Settlement still on track for approval, but it hits different now
Even with the DOJ filing, U.S. District Court Judge Stephen Bough is expected to approve the final settlement without significant changes on Nov. 26. As the DOJ pointed out in its filing, it was not involved in the settlement, which was put together by private citizens and their attorneys.
This is a double-edged sword, however, as the DOJ requested that Bough make clear the settlement is not a shield from further litigation.
As industry observer Rob Hahn pointed out on the social media site X, this will put agents and brokerages in a difficult position: Either comply with the new rules and get buyer agent agreements completed ahead of tours — but risk getting sued by the DOJ — or don't follow the rule and be out of compliance.
So instead of the finality that usually comes with a court settlement, real estate professionals are facing more uncertainty.
"I honestly feel sorry for companies, brokerages and institutions that just want to know what to do," Monestier said.
Stick with the rules, top brokerage leader says
For James Dwiggins, CEO of NextHome, the solution is clear: Continue to follow the settlement agreement once it has been finalized, and pay attention to the plaintiffs' interpretation of it.
"I don't care what your state association or your local association or the national association says otherwise, because at the end of the day, they (the plaintiffs) can sue you for anything they want, and the defense costs are astronomically expensive," Dwiggins said. "That's how the legal system operates."
But Dwiggins doesn't expect the DOJ to aggressively go after the industry for following the new policy. He said at least 16 states already had buyer agreement laws on the books, and he doesn't think the federal agency has much appetite to pursue what could turn into a states' rights issue.

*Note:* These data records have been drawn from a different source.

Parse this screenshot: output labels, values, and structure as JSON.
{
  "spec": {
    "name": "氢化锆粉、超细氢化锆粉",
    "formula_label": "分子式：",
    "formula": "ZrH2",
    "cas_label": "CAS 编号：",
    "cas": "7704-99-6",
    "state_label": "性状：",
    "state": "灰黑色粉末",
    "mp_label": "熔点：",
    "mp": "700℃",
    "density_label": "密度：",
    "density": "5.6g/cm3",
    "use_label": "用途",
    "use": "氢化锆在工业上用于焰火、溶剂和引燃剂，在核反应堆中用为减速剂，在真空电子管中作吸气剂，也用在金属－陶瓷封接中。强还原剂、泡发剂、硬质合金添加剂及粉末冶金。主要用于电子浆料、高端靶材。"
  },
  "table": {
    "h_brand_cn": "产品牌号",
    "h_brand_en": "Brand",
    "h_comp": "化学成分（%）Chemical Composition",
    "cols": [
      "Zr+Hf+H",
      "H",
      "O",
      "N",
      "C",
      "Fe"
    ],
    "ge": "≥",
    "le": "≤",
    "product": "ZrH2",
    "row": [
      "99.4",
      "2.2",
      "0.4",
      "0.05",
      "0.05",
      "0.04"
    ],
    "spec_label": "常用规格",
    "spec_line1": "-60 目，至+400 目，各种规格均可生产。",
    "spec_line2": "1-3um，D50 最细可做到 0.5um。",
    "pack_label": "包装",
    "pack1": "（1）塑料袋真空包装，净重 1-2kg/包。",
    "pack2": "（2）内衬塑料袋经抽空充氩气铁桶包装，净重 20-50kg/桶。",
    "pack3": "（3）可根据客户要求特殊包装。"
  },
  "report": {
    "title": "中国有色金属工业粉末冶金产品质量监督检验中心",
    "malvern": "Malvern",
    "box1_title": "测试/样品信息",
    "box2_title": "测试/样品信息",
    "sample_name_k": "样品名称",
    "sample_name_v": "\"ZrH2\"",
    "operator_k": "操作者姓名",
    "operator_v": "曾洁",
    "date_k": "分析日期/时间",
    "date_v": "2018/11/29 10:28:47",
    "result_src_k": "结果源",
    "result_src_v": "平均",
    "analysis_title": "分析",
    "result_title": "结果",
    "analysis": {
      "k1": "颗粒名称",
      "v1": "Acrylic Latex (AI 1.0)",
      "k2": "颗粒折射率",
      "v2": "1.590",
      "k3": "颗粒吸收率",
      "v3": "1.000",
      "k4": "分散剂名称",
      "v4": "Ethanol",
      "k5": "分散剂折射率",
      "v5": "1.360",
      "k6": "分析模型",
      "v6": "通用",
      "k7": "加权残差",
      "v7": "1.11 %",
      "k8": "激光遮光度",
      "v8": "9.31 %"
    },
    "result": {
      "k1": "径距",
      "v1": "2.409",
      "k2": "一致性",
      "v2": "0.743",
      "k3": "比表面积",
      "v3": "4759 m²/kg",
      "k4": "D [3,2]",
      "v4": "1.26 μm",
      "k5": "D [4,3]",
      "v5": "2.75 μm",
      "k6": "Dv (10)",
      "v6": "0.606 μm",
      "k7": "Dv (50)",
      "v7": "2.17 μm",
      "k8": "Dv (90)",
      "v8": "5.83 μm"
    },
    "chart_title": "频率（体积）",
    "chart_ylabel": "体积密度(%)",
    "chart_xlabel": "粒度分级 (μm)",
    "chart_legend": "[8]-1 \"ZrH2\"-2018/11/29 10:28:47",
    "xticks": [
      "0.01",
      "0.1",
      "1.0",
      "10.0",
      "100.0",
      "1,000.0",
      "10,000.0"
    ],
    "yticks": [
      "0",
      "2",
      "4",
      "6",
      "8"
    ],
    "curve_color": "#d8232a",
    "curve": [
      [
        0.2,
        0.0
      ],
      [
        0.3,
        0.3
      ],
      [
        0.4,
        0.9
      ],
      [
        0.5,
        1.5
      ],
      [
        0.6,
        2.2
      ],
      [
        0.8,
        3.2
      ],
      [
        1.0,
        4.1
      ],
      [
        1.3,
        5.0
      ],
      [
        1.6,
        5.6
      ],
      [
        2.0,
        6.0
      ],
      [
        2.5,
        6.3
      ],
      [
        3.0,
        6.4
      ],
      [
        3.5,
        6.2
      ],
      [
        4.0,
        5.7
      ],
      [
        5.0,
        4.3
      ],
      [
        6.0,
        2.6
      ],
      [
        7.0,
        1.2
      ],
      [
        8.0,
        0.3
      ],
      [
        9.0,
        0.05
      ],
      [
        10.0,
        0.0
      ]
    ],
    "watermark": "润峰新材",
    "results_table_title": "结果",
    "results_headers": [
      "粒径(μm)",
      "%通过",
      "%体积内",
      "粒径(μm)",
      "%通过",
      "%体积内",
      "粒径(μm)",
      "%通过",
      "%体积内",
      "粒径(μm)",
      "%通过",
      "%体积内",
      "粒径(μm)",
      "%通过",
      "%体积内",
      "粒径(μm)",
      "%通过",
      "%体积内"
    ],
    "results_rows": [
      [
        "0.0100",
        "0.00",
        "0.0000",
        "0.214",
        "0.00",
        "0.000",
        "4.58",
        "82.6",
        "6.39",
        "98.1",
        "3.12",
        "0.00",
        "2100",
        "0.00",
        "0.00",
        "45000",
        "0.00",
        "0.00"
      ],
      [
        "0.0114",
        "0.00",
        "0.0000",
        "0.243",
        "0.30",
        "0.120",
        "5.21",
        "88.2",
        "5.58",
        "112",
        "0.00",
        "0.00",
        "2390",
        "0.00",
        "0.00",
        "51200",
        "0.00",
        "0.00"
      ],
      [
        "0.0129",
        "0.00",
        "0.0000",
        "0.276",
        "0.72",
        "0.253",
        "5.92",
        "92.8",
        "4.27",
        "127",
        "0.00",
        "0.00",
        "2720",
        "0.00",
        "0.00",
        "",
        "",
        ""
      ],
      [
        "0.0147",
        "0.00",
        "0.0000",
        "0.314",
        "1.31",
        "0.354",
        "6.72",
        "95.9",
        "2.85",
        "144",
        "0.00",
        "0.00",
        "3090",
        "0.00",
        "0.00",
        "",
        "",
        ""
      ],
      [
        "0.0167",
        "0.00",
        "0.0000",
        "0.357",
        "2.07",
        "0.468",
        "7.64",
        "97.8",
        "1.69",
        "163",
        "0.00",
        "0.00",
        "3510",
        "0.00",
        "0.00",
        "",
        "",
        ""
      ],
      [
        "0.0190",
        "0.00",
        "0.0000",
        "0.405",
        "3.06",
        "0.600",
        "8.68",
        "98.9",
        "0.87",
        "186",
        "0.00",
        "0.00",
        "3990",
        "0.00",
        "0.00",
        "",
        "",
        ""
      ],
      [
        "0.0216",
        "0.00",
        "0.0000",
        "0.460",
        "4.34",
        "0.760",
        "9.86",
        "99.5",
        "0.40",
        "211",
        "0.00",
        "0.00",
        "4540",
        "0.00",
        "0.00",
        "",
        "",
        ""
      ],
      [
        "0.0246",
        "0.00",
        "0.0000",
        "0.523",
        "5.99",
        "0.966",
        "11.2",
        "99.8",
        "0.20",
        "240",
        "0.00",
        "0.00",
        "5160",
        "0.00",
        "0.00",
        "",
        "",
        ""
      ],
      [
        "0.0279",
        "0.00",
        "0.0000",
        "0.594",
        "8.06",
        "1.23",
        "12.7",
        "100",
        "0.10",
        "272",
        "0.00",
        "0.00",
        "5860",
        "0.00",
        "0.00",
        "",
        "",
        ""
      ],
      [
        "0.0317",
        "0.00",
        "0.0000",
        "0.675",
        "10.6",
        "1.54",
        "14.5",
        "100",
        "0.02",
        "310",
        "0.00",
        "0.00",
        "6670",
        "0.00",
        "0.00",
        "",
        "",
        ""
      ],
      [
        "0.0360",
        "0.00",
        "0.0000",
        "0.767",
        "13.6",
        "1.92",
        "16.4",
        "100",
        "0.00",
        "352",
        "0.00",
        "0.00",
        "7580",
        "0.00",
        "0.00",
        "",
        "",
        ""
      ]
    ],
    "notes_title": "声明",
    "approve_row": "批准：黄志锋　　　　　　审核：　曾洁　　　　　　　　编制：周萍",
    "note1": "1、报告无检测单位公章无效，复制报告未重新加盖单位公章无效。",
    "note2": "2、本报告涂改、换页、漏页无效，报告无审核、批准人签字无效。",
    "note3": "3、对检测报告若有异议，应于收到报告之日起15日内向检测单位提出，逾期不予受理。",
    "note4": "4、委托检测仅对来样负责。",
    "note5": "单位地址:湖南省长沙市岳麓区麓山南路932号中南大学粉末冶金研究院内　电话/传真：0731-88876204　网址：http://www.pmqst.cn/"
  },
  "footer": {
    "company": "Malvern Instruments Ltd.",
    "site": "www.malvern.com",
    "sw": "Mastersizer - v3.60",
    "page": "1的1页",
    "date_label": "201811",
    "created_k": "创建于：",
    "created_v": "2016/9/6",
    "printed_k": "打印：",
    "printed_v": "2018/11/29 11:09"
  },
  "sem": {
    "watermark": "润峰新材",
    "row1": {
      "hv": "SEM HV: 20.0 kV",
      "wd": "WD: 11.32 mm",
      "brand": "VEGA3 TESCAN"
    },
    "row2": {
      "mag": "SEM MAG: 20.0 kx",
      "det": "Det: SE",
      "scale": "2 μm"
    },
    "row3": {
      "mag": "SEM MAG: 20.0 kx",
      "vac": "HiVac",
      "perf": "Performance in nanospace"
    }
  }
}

"I think some of this is posturing. I think some of it is (the DOJ) trying to make sure that everybody understands that they have complete authority to sue everyone for antitrust violations," Dwiggins said.
The problem with workarounds
With the settlement still expected to be finalized, Monestier said one other area of confusion might be situations where agents try to get more than what's laid out in the agreement or look for other workarounds to the policy changes that went into effect Aug. 17.
A recent filing by the plaintiffs spelled out how they expect agents to handle commissions. For example, they specifically stated agents cannot renegotiate a higher commission amount or take bonuses above what's in their written agreement with buyers. Monestier noted other clarifications include a prohibition against ranges in compensation or property-specific agreements made after a seller's offer of compensation is known.
Dwiggins said he's been trying to get the message out about this for the past six months, but the industry has been slow to act. Attempts to get additional compensation are especially problematic.
"A mandatory buyer rep agreement being signed before you show any houses is designed to set your services and fee regardless of what the seller is offering or not. That's the point of it," Dwiggins said. "If you could (ask for more), then you could be incentivized to steer. Just don't do it."
If agents and brokerages continue to employ workarounds, Monestier believes they will face lawsuits. "I think all this stuff is going to come as a big surprise to the industry."